I was wearing my street clothes, but a couple of the kids from the parish were still wearing their school uniforms. My Oldman would have killed me if he caught me outside after school in my nice pants and dress shirt.
The kids kept calling the grass next to the playground the gridiron. It seemed large at the time. I stopped back twenty years later and it was about the size of three basketball courts lined up next to each other. Back in the day it was as big as Soldier Field.
All the older kids were arguing about who was going to be Dick Butkus. Everyone wanted to be Dick Butkus, even the black kids. Actually one of the black kids was a Viking fan. He wanted to be Alan Page. I didn’t know that black kid because he went to the public school, but nobody liked him. Not because he was black, but because he was a Viking fan and an Atlanta Braves fan.
That was the great thing that I recall from our youth. A time before we discovered racism. I thought all black people liked the Vikings until I was in fifth grade. That’s when the black kids all wanted to be Walter Payton.

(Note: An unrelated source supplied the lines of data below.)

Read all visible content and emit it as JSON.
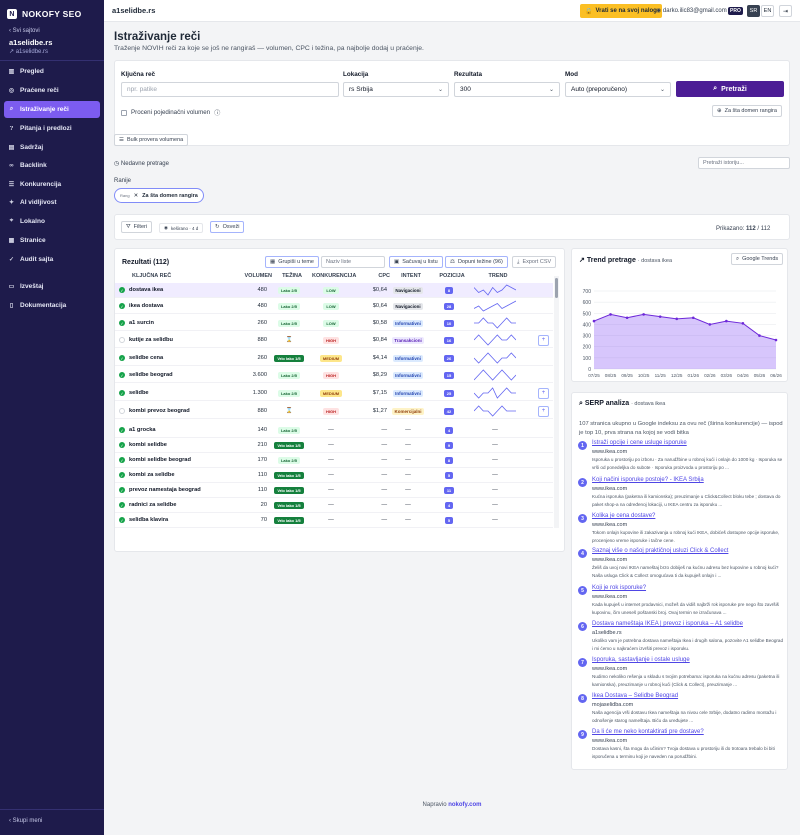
{
  "brand": {
    "name": "NOKOFY SEO",
    "logo_letter": "N"
  },
  "sidebar": {
    "back": "Svi sajtovi",
    "site_name": "a1selidbe.rs",
    "site_url": "a1selidbe.rs",
    "items": [
      {
        "label": "Pregled",
        "icon": "chart-bar-icon",
        "glyph": "▥"
      },
      {
        "label": "Praćene reči",
        "icon": "target-icon",
        "glyph": "◎"
      },
      {
        "label": "Istraživanje reči",
        "icon": "search-icon",
        "glyph": "⌕"
      },
      {
        "label": "Pitanja i predlozi",
        "icon": "help-icon",
        "glyph": "?"
      },
      {
        "label": "Sadržaj",
        "icon": "document-icon",
        "glyph": "▤"
      },
      {
        "label": "Backlink",
        "icon": "link-icon",
        "glyph": "∞"
      },
      {
        "label": "Konkurencija",
        "icon": "users-icon",
        "glyph": "☰"
      },
      {
        "label": "AI vidljivost",
        "icon": "sparkle-icon",
        "glyph": "✦"
      },
      {
        "label": "Lokalno",
        "icon": "pin-icon",
        "glyph": "⌖"
      },
      {
        "label": "Stranice",
        "icon": "pages-icon",
        "glyph": "▦"
      },
      {
        "label": "Audit sajta",
        "icon": "check-icon",
        "glyph": "✓"
      },
      {
        "label": "Izveštaj",
        "icon": "report-icon",
        "glyph": "▭"
      },
      {
        "label": "Dokumentacija",
        "icon": "book-icon",
        "glyph": "▯"
      }
    ],
    "collapse": "Skupi meni"
  },
  "topbar": {
    "domain": "a1selidbe.rs",
    "back_account": "Vrati se na svoj nalog",
    "user": "darko.ilic83@gmail.com",
    "plan": "PRO",
    "lang_sr": "SR",
    "lang_en": "EN",
    "logout_glyph": "⇥"
  },
  "page": {
    "title": "Istraživanje reči",
    "subtitle": "Traženje NOVIH reči za koje se još ne rangiraš — volumen, CPC i težina, pa najbolje dodaj u praćenje."
  },
  "form": {
    "keyword_label": "Ključna reč",
    "keyword_placeholder": "npr. patike",
    "location_label": "Lokacija",
    "location_value": "rs Srbija",
    "results_label": "Rezultata",
    "results_value": "300",
    "mode_label": "Mod",
    "mode_value": "Auto (preporučeno)",
    "search_button": "Pretraži",
    "volume_checkbox": "Proceni pojedinačni volumen",
    "domain_button": "Za šta domen rangira"
  },
  "bulk": {
    "button": "Bulk provera volumena"
  },
  "recent": {
    "label": "Nedavne pretrage",
    "search_placeholder": "Pretraži istoriju..."
  },
  "history": {
    "label": "Ranije",
    "tag": "Rang",
    "pill_label": "Za šta domen rangira"
  },
  "toolbar": {
    "filter": "Filteri",
    "chip": "keširano · 4 d",
    "refresh": "Osveži",
    "shown_label": "Prikazano:",
    "shown_count": "112",
    "shown_total": "/ 112"
  },
  "results": {
    "title": "Rezultati (112)",
    "group_button": "Grupiši u teme",
    "list_placeholder": "Naziv liste",
    "save_list": "Sačuvaj u listu",
    "fill_diff": "Dopuni težine (96)",
    "export": "Export CSV",
    "columns": [
      "KLJUČNA REČ",
      "VOLUMEN",
      "TEŽINA",
      "KONKURENCIJA",
      "CPC",
      "INTENT",
      "POZICIJA",
      "TREND"
    ],
    "rows": [
      {
        "kw": "dostava ikea",
        "vol": "480",
        "diff": "Lako 2/5",
        "dk": "lako",
        "comp": "LOW",
        "ck": "low",
        "cpc": "$0,64",
        "intent": "Navigacioni",
        "ik": "nav",
        "pos": "8",
        "checked": true,
        "sel": true,
        "act": false,
        "trend": [
          5,
          3,
          4,
          2,
          5,
          3,
          4,
          6,
          5,
          4
        ]
      },
      {
        "kw": "ikea dostava",
        "vol": "480",
        "diff": "Lako 2/5",
        "dk": "lako",
        "comp": "LOW",
        "ck": "low",
        "cpc": "$0,64",
        "intent": "Navigacioni",
        "ik": "nav",
        "pos": "28",
        "checked": true,
        "sel": false,
        "act": false,
        "trend": [
          3,
          4,
          2,
          3,
          4,
          5,
          3,
          4,
          5,
          6
        ]
      },
      {
        "kw": "a1 surcin",
        "vol": "260",
        "diff": "Lako 2/5",
        "dk": "lako",
        "comp": "LOW",
        "ck": "low",
        "cpc": "$0,58",
        "intent": "Informativni",
        "ik": "inf",
        "pos": "10",
        "checked": true,
        "sel": false,
        "act": false,
        "trend": [
          4,
          4,
          5,
          4,
          4,
          3,
          4,
          5,
          4,
          4
        ]
      },
      {
        "kw": "kutije za selidbu",
        "vol": "880",
        "diff": "⌛",
        "dk": "icon",
        "comp": "HIGH",
        "ck": "high",
        "cpc": "$0,84",
        "intent": "Transakcioni",
        "ik": "tr",
        "pos": "16",
        "checked": false,
        "sel": false,
        "act": true,
        "trend": [
          4,
          5,
          4,
          3,
          4,
          5,
          4,
          4,
          5,
          4
        ]
      },
      {
        "kw": "selidbe cena",
        "vol": "260",
        "diff": "Vrlo lako 1/5",
        "dk": "vl",
        "comp": "MEDIUM",
        "ck": "med",
        "cpc": "$4,14",
        "intent": "Informativni",
        "ik": "inf",
        "pos": "26",
        "checked": true,
        "sel": false,
        "act": false,
        "trend": [
          4,
          3,
          4,
          5,
          4,
          3,
          4,
          4,
          5,
          4
        ]
      },
      {
        "kw": "selidbe beograd",
        "vol": "3.600",
        "diff": "Lako 2/5",
        "dk": "lako",
        "comp": "HIGH",
        "ck": "high",
        "cpc": "$8,29",
        "intent": "Informativni",
        "ik": "inf",
        "pos": "15",
        "checked": true,
        "sel": false,
        "act": false,
        "trend": [
          3,
          4,
          5,
          4,
          3,
          4,
          5,
          4,
          3,
          4
        ]
      },
      {
        "kw": "selidbe",
        "vol": "1.300",
        "diff": "Lako 2/5",
        "dk": "lako",
        "comp": "MEDIUM",
        "ck": "med",
        "cpc": "$7,15",
        "intent": "Informativni",
        "ik": "inf",
        "pos": "25",
        "checked": true,
        "sel": false,
        "act": true,
        "trend": [
          4,
          3,
          4,
          4,
          5,
          3,
          4,
          5,
          4,
          4
        ]
      },
      {
        "kw": "kombi prevoz beograd",
        "vol": "880",
        "diff": "⌛",
        "dk": "icon",
        "comp": "HIGH",
        "ck": "high",
        "cpc": "$1,27",
        "intent": "Komercijalni",
        "ik": "kom",
        "pos": "42",
        "checked": false,
        "sel": false,
        "act": true,
        "trend": [
          4,
          5,
          4,
          4,
          3,
          4,
          5,
          4,
          4,
          4
        ]
      },
      {
        "kw": "a1 grocka",
        "vol": "140",
        "diff": "Lako 2/5",
        "dk": "lako",
        "comp": "—",
        "ck": "none",
        "cpc": "—",
        "intent": "—",
        "ik": "none",
        "pos": "4",
        "checked": true,
        "sel": false,
        "act": false,
        "trend": []
      },
      {
        "kw": "kombi selidbe",
        "vol": "210",
        "diff": "Vrlo lako 1/5",
        "dk": "vl",
        "comp": "—",
        "ck": "none",
        "cpc": "—",
        "intent": "—",
        "ik": "none",
        "pos": "9",
        "checked": true,
        "sel": false,
        "act": false,
        "trend": []
      },
      {
        "kw": "kombi selidbe beograd",
        "vol": "170",
        "diff": "Lako 2/5",
        "dk": "lako",
        "comp": "—",
        "ck": "none",
        "cpc": "—",
        "intent": "—",
        "ik": "none",
        "pos": "8",
        "checked": true,
        "sel": false,
        "act": false,
        "trend": []
      },
      {
        "kw": "kombi za selidbe",
        "vol": "110",
        "diff": "Vrlo lako 1/5",
        "dk": "vl",
        "comp": "—",
        "ck": "none",
        "cpc": "—",
        "intent": "—",
        "ik": "none",
        "pos": "5",
        "checked": true,
        "sel": false,
        "act": false,
        "trend": []
      },
      {
        "kw": "prevoz namestaja beograd",
        "vol": "110",
        "diff": "Vrlo lako 1/5",
        "dk": "vl",
        "comp": "—",
        "ck": "none",
        "cpc": "—",
        "intent": "—",
        "ik": "none",
        "pos": "11",
        "checked": true,
        "sel": false,
        "act": false,
        "trend": []
      },
      {
        "kw": "radnici za selidbe",
        "vol": "20",
        "diff": "Vrlo lako 1/5",
        "dk": "vl",
        "comp": "—",
        "ck": "none",
        "cpc": "—",
        "intent": "—",
        "ik": "none",
        "pos": "4",
        "checked": true,
        "sel": false,
        "act": false,
        "trend": []
      },
      {
        "kw": "selidba klavira",
        "vol": "70",
        "diff": "Vrlo lako 1/5",
        "dk": "vl",
        "comp": "—",
        "ck": "none",
        "cpc": "—",
        "intent": "—",
        "ik": "none",
        "pos": "5",
        "checked": true,
        "sel": false,
        "act": false,
        "trend": []
      }
    ]
  },
  "trend": {
    "title": "Trend pretrage",
    "kw": "· dostava ikea",
    "google_button": "Google Trends"
  },
  "chart_data": {
    "type": "area",
    "x": [
      "07/25",
      "08/25",
      "09/25",
      "10/25",
      "11/25",
      "12/25",
      "01/26",
      "02/26",
      "03/26",
      "04/26",
      "05/26",
      "06/26"
    ],
    "values": [
      430,
      490,
      460,
      490,
      470,
      450,
      460,
      400,
      430,
      410,
      300,
      260
    ],
    "ylim": [
      0,
      700
    ],
    "yticks": [
      "0",
      "100",
      "200",
      "300",
      "400",
      "500",
      "600",
      "700"
    ],
    "color": "#8b5cf6",
    "grid": true
  },
  "serp": {
    "title": "SERP analiza",
    "kw": "· dostava ikea",
    "summary": "107 stranica ukupno u Google indeksu za ovu reč (širina konkurencije) — ispod je top 10, prva strana na kojoj se vodi bitka",
    "items": [
      {
        "n": "1",
        "title": "Istraži opcije i cene usluge isporuke",
        "url": "www.ikea.com",
        "desc": "Isporuka u prostoriju po izboru · Za narudžbine u robnoj kući i onlajn do 1000 kg · Isporuka se vrši od ponedeljka do subote · Isporuka proizvoda u prostoriju po ..."
      },
      {
        "n": "2",
        "title": "Koji načini isporuke postoje? - IKEA Srbija",
        "url": "www.ikea.com",
        "desc": "Kućna isporuka (paketna ili kamionska); preuzimanje u Click&Collect bloku tebe ; dostava do paket shop-a na određenoj lokaciji, u IKEA centru za isporuku ..."
      },
      {
        "n": "3",
        "title": "Kolika je cena dostave?",
        "url": "www.ikea.com",
        "desc": "Tokom onlajn kupovine ili zakazivanja u robnoj kući IKEA, dobićeš dostupne opcije isporuke, procenjeno vreme isporuke i tačne cene."
      },
      {
        "n": "4",
        "title": "Saznaj više o našoj praktičnoj usluzi Click & Collect",
        "url": "www.ikea.com",
        "desc": "Želiš da uvoj novi IKEA nameštaj brzo dobiješ na kućnu adresu bez kupovine u robnoj kući? Naša usluga Click & Collect omogućava ti da kupuješ onlajn i ..."
      },
      {
        "n": "5",
        "title": "Koji je rok isporuke?",
        "url": "www.ikea.com",
        "desc": "Kada kupuješ u internet prodavnici, možeš da vidiš najbrži rok isporuke pre nego što završiš kupovinu, čim uneseš poštanski broj. Ovaj termin se izračunava ..."
      },
      {
        "n": "6",
        "title": "Dostava nameštaja IKEA | prevoz i isporuka – A1 selidbe",
        "url": "a1selidbe.rs",
        "desc": "Ukoliko vam je potrebna dostava nameštaja Ikea i drugih salona, pozovite A1 selidbe Beograd i mi ćemo u najkraćem izvršiti prevoz i isporuku."
      },
      {
        "n": "7",
        "title": "Isporuka, sastavljanje i ostale usluge",
        "url": "www.ikea.com",
        "desc": "Nudimo nekoliko rešenja u skladu s tvojim potrebama: isporuka na kućnu adresu (paketna ili kamionska), preuzimanje u robnoj kući (Click & Collect), preuzimanje ..."
      },
      {
        "n": "8",
        "title": "Ikea Dostava – Selidbe Beograd",
        "url": "mojaselidba.com",
        "desc": "Naša agencija vrši dostavu Ikea nameštaja na nivou cele Srbije, dodatno radimo montažu i odnošenje starog nameštaja. Biću da uređujete ..."
      },
      {
        "n": "9",
        "title": "Da li će me neko kontaktirati pre dostave?",
        "url": "www.ikea.com",
        "desc": "Dostava kasni, šta mogu da učinim? Tvoja dostava u prostoriju ili do trotoara trebalo bi biti isporučena u terminu koji je naveden na porudžbini."
      }
    ]
  },
  "footer": {
    "prefix": "Napravio",
    "brand": "nokofy.com"
  }
}
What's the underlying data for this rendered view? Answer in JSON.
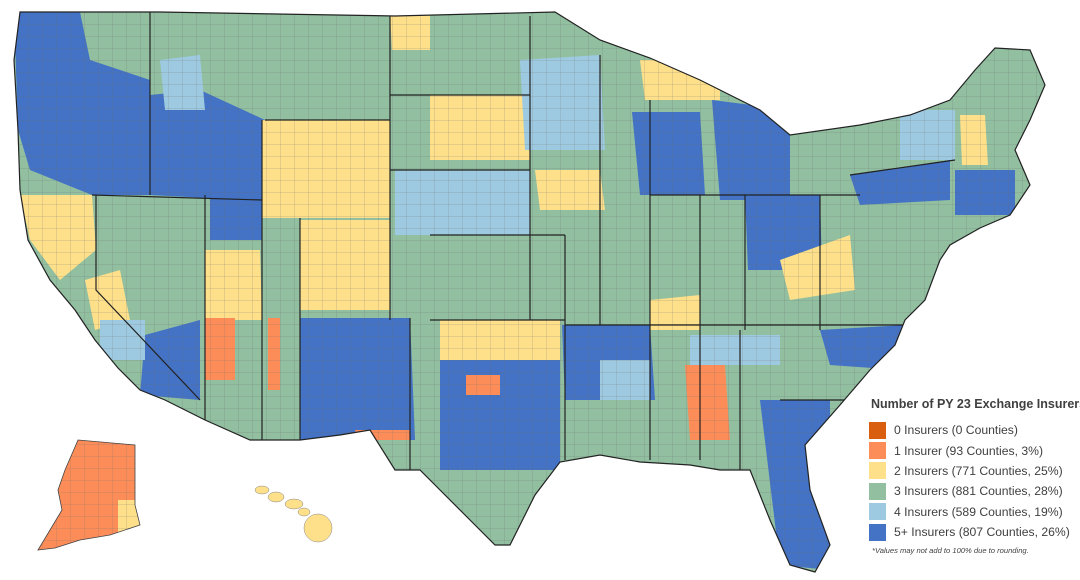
{
  "legend": {
    "title": "Number of PY 23 Exchange Insurers*",
    "items": [
      {
        "label": "0 Insurers (0 Counties)",
        "color": "#d95f0e"
      },
      {
        "label": "1 Insurer (93 Counties, 3%)",
        "color": "#fc8d59"
      },
      {
        "label": "2 Insurers (771 Counties, 25%)",
        "color": "#fee08b"
      },
      {
        "label": "3 Insurers (881 Counties, 28%)",
        "color": "#91bfa0"
      },
      {
        "label": "4 Insurers (589 Counties, 19%)",
        "color": "#9ecae1"
      },
      {
        "label": "5+ Insurers (807 Counties, 26%)",
        "color": "#4472c4"
      }
    ],
    "note": "*Values may not add to 100% due to rounding."
  },
  "colors": {
    "zero": "#d95f0e",
    "one": "#fc8d59",
    "two": "#fee08b",
    "three": "#91bfa0",
    "four": "#9ecae1",
    "five_plus": "#4472c4",
    "border": "#333333"
  }
}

The late afternoon sun was at a low autumn angle. The air was cold, but our jackets were all piled up on the side. That weekday afternoon was the first time I touched a leather football in a real neighborhood game. It had “The Duke” stamped on one side. I knew on that day what I wanted for Christmas in 1973.
The early sunset of fall was quickly settling in on our football game. The mom of the kid who eventually got to play Dick Butkus called him in for dinner. That triggered the next “I’m Dick Butkus” argument. Obviously the next number fifty one was one of the older kids.
By the time my mom called me out of the game I was a seasoned Chicago Bear. The last three kids left were me, the black kid who played Alan Page and the big kid who owned “The Duke.” My dad referred to that kid's family as the Lugans. A couple years later I realized they were Lithuanian and their name was Stankevicius.
I walked home that day a little bit older, a little bit more confident about myself. That night I wore my Chicago Bears helmet to bed. One of my dad’s railroad buddies gave it to me. It was his son’s helmet that he outgrew. It had a white “C” on both sides. Just like the one Dick Butkus wore.
My first season of neighborhood football was the last season Butkus roamed the gridiron at Soldiers Field. It didn’t matter to me because Butkus was the only defensive player that I wanted to be.
I’d do anything to still have that old Bears helmet. I’d do anything to find those guys from that football game at the park. I’d do anything to walk home and have dinner with my parents and tell them that I wanted a football for Christmas.